Jerk Chicken and Veggies with Rice

     Living in Southern California I have learned that the weather is hard to predict. Even though it's getting close to Thanksgiving we had a high of 90 degrees today. Thankfully it will drop thirty to forty degrees tonight so the house stays cool. I try to grill when it gets like this to keep from cranking the air back on. Here is one of our family favorites. I had some cherry tomatoes laying around so I added them as a side dish. Pete likes tomatoes on the grill so I added some to his skewer, I like mine cold, and Jayne skips them all together unless in ketchup or pasta sauce. My guess is this could be made vegetarian by using portobello mushrooms.

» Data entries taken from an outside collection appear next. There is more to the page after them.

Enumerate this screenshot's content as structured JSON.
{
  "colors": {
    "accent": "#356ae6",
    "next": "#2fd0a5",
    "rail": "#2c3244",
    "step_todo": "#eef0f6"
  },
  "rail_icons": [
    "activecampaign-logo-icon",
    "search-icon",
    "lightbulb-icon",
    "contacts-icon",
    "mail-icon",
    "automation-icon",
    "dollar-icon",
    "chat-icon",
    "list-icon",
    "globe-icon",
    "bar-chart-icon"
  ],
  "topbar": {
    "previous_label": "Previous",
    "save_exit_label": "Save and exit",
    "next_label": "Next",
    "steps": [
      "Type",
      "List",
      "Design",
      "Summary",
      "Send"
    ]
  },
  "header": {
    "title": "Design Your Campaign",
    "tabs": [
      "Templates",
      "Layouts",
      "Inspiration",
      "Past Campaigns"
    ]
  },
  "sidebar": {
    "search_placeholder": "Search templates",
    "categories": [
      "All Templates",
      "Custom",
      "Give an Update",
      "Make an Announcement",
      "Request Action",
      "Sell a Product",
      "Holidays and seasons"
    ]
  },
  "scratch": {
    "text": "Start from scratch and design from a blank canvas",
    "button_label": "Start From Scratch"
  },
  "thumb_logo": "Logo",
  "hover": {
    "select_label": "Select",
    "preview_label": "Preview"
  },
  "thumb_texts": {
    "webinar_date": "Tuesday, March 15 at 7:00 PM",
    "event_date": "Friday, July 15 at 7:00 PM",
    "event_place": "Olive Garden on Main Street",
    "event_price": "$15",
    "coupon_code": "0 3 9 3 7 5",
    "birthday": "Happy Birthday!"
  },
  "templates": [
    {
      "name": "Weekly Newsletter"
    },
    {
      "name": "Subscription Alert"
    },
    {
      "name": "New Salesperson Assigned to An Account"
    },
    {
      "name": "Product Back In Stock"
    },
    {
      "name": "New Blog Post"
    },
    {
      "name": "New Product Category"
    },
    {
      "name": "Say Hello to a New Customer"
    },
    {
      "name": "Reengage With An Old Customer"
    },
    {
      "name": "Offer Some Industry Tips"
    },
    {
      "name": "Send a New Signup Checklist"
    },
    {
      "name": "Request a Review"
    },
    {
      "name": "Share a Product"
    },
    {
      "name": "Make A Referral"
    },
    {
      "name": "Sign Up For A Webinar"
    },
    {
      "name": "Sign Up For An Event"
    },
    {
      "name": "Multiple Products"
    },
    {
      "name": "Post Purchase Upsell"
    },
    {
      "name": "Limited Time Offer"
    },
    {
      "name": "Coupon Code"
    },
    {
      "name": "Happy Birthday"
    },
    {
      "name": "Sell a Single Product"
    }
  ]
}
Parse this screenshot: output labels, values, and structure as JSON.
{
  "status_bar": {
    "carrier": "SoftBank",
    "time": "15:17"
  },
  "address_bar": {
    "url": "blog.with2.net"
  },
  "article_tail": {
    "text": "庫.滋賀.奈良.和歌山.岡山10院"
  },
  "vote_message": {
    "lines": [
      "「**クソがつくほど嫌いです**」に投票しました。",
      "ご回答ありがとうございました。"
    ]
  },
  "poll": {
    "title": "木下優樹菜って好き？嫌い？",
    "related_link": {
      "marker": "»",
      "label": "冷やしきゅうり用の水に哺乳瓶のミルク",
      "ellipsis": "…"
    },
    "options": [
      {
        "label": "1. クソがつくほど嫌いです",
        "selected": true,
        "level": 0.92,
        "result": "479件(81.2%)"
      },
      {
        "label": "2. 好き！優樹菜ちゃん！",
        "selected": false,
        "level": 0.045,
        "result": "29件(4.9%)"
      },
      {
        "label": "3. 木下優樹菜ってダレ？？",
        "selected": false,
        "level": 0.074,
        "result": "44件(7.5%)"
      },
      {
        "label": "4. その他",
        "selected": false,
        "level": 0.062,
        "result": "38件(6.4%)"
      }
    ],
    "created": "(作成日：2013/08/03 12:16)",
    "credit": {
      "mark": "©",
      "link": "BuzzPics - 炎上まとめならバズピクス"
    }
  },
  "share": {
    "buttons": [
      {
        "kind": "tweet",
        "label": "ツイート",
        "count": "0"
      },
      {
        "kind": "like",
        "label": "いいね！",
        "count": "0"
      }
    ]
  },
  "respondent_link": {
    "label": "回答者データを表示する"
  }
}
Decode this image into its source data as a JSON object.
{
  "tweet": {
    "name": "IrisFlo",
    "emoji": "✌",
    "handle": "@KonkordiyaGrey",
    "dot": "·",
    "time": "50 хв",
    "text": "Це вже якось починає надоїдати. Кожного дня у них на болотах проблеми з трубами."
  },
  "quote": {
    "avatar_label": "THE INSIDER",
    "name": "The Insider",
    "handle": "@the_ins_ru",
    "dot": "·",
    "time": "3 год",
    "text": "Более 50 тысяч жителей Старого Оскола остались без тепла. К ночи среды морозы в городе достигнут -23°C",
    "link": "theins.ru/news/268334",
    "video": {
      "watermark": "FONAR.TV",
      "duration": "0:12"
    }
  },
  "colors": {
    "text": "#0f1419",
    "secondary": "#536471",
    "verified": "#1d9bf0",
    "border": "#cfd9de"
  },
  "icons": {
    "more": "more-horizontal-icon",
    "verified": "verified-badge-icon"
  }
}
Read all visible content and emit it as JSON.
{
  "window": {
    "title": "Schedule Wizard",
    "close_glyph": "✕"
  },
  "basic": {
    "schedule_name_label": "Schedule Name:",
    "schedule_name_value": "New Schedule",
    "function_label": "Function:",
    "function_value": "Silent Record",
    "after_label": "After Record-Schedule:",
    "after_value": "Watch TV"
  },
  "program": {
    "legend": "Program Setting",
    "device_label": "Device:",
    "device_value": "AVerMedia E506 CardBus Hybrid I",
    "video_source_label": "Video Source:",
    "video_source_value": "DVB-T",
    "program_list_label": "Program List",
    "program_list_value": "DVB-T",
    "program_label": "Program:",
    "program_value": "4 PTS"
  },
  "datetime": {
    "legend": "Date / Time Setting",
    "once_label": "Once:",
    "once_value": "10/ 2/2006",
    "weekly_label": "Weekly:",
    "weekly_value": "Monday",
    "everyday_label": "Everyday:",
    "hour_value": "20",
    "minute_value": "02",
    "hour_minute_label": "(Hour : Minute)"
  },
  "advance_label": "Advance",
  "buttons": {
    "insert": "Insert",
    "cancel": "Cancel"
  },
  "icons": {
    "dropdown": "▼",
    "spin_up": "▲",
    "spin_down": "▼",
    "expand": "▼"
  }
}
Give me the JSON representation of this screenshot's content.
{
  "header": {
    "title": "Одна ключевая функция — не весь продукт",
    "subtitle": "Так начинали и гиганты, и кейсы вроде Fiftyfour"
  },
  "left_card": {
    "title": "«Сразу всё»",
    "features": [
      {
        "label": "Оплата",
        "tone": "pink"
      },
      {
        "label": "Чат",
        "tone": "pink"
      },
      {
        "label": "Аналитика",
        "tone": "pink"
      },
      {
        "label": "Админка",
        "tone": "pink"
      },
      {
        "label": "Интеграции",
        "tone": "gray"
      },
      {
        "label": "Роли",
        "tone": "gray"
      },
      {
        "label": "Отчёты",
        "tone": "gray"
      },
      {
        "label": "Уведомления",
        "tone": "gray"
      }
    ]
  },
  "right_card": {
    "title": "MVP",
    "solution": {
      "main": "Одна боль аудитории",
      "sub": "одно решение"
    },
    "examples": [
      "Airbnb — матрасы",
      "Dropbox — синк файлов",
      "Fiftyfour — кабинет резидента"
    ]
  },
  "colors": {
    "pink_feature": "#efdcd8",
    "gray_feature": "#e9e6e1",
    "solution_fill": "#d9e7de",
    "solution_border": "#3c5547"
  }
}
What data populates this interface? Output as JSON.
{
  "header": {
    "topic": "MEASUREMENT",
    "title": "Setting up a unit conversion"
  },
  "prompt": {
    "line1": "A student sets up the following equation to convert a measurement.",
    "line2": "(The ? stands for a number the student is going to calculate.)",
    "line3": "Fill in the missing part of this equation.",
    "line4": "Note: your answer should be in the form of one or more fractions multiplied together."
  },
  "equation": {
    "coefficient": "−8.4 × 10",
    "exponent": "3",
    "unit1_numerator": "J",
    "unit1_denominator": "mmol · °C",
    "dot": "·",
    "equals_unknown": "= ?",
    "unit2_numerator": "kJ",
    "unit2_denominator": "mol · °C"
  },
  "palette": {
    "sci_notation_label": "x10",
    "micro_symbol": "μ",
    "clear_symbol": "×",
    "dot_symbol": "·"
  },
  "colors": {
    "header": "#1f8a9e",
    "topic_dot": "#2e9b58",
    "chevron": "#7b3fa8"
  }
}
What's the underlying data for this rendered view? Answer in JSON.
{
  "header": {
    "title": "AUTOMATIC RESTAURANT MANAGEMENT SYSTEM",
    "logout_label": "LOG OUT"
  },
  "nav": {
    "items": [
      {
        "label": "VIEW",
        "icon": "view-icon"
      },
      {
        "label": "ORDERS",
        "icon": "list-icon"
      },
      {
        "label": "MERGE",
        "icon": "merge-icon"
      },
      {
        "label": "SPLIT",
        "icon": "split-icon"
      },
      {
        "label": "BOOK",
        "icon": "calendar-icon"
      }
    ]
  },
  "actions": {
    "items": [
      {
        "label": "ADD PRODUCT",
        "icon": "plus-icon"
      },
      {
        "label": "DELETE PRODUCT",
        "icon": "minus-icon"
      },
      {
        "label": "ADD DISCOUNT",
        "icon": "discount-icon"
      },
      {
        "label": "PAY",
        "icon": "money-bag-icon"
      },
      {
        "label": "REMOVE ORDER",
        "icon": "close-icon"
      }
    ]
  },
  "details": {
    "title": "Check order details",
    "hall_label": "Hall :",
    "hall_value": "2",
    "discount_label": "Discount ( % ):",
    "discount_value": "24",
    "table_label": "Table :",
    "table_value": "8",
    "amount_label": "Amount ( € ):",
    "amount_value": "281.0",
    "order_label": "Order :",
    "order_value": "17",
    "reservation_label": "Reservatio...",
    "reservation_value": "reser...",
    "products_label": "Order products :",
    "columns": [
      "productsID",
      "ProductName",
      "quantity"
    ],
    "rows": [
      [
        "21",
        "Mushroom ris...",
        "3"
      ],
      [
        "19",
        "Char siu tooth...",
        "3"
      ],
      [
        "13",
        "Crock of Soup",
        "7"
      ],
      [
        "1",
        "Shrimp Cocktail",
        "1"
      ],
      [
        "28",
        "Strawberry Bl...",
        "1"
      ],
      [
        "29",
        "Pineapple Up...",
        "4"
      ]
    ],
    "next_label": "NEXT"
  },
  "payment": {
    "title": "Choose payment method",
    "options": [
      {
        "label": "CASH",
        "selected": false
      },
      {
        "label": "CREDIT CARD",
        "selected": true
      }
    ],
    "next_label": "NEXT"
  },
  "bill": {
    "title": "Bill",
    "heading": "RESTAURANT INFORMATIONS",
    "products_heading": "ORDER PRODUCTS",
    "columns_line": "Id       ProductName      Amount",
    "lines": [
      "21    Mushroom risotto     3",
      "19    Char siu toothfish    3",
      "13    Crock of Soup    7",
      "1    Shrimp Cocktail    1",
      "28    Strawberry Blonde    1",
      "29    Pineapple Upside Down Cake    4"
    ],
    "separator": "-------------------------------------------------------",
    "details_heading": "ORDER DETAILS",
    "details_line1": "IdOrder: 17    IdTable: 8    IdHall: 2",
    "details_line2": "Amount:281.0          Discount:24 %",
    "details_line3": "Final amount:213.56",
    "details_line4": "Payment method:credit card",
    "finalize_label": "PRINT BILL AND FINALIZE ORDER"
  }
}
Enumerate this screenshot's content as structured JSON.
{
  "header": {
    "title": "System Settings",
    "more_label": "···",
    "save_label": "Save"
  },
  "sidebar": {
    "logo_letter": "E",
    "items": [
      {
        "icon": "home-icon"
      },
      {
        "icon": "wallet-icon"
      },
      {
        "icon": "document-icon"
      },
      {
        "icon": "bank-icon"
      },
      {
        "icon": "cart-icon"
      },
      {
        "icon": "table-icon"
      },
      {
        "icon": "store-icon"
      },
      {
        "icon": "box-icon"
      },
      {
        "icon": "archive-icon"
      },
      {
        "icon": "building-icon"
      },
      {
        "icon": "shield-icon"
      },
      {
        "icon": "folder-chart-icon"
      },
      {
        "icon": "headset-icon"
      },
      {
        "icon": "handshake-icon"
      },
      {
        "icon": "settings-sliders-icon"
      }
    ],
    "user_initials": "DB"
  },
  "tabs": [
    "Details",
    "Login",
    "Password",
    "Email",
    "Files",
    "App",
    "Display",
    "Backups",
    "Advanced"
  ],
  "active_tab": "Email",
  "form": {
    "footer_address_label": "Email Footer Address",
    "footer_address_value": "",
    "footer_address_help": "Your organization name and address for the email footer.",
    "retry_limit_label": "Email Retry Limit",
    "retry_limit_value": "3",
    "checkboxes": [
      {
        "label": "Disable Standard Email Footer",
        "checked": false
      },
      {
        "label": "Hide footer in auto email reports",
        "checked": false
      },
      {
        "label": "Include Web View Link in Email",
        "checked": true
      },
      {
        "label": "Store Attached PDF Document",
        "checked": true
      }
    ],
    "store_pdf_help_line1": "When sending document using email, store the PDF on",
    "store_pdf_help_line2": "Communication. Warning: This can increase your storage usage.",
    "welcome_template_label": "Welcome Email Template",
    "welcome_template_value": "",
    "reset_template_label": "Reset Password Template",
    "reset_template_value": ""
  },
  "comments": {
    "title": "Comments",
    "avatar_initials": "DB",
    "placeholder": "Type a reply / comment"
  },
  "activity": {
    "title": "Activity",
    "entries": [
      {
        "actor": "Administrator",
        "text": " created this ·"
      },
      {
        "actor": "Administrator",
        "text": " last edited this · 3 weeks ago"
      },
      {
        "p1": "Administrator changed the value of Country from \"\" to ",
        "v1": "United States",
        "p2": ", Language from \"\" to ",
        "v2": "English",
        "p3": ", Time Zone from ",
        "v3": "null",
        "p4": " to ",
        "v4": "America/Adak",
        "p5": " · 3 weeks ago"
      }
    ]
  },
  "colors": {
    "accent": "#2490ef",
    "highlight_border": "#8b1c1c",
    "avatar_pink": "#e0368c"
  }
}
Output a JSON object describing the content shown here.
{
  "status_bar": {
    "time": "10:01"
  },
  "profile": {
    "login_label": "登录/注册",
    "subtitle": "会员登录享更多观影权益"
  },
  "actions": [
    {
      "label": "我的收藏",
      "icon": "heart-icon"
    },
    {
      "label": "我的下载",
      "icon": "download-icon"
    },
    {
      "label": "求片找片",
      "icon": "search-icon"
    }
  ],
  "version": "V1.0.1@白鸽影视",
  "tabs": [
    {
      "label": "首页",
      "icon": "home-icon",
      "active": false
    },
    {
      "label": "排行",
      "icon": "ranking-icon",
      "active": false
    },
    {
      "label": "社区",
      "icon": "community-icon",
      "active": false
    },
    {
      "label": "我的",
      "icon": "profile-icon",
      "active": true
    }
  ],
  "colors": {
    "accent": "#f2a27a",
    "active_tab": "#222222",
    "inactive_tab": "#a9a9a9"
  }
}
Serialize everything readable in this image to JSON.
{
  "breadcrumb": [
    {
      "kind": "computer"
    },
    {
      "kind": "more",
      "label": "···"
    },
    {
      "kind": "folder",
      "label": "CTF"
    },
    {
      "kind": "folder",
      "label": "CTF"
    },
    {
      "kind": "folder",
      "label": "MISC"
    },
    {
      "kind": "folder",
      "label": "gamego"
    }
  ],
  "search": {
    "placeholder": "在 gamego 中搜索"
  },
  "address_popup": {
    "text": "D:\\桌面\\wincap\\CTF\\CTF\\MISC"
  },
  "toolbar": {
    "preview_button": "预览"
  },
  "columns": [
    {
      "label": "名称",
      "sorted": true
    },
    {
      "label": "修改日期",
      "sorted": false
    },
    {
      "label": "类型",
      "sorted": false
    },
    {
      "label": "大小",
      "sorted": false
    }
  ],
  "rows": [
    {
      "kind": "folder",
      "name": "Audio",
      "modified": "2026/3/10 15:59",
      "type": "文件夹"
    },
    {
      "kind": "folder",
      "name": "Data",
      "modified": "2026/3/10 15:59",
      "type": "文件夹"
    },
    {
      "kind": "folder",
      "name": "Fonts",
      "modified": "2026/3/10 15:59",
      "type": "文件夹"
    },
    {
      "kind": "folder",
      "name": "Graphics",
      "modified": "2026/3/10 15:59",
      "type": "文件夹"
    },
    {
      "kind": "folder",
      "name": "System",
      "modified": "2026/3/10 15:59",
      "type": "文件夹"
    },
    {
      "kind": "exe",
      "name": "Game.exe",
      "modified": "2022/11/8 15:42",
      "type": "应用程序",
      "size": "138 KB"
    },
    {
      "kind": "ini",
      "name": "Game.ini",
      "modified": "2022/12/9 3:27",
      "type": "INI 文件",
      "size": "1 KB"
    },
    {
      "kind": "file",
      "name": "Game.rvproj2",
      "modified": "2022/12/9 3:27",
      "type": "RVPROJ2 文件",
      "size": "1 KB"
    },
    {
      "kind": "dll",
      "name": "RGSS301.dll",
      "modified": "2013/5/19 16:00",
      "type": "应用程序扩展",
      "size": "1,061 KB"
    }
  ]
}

Spicy Caribbean Jerked Chicken with Rice

Ingredients
 
Make spicy marinade by combining:
4 medium green onions
2 jalapenos
1/3 cup lemon juice
1/4 cup honey
2 tsp dried thyme
2 Tbl vegetable oil
1/2 tsp salt
1 tsp cinamon
1/2 tsp nutmeg
1/2 tsp clove

Directions:
I use my braun handblender to whip the marinade together. Then pour over one pound of boneless, skinless chicken breast and marinate for at least two hours. I cut the chicken into cubes and add onion and bell peppers to make kabobs with this, I have never used whole breast but whole is what the recipe calls for. I make a side dish of rice in the rice cooker with a 1 Tbl of chicken broth and 1 Tbl jerk seasoning and serve the chicken over the rice.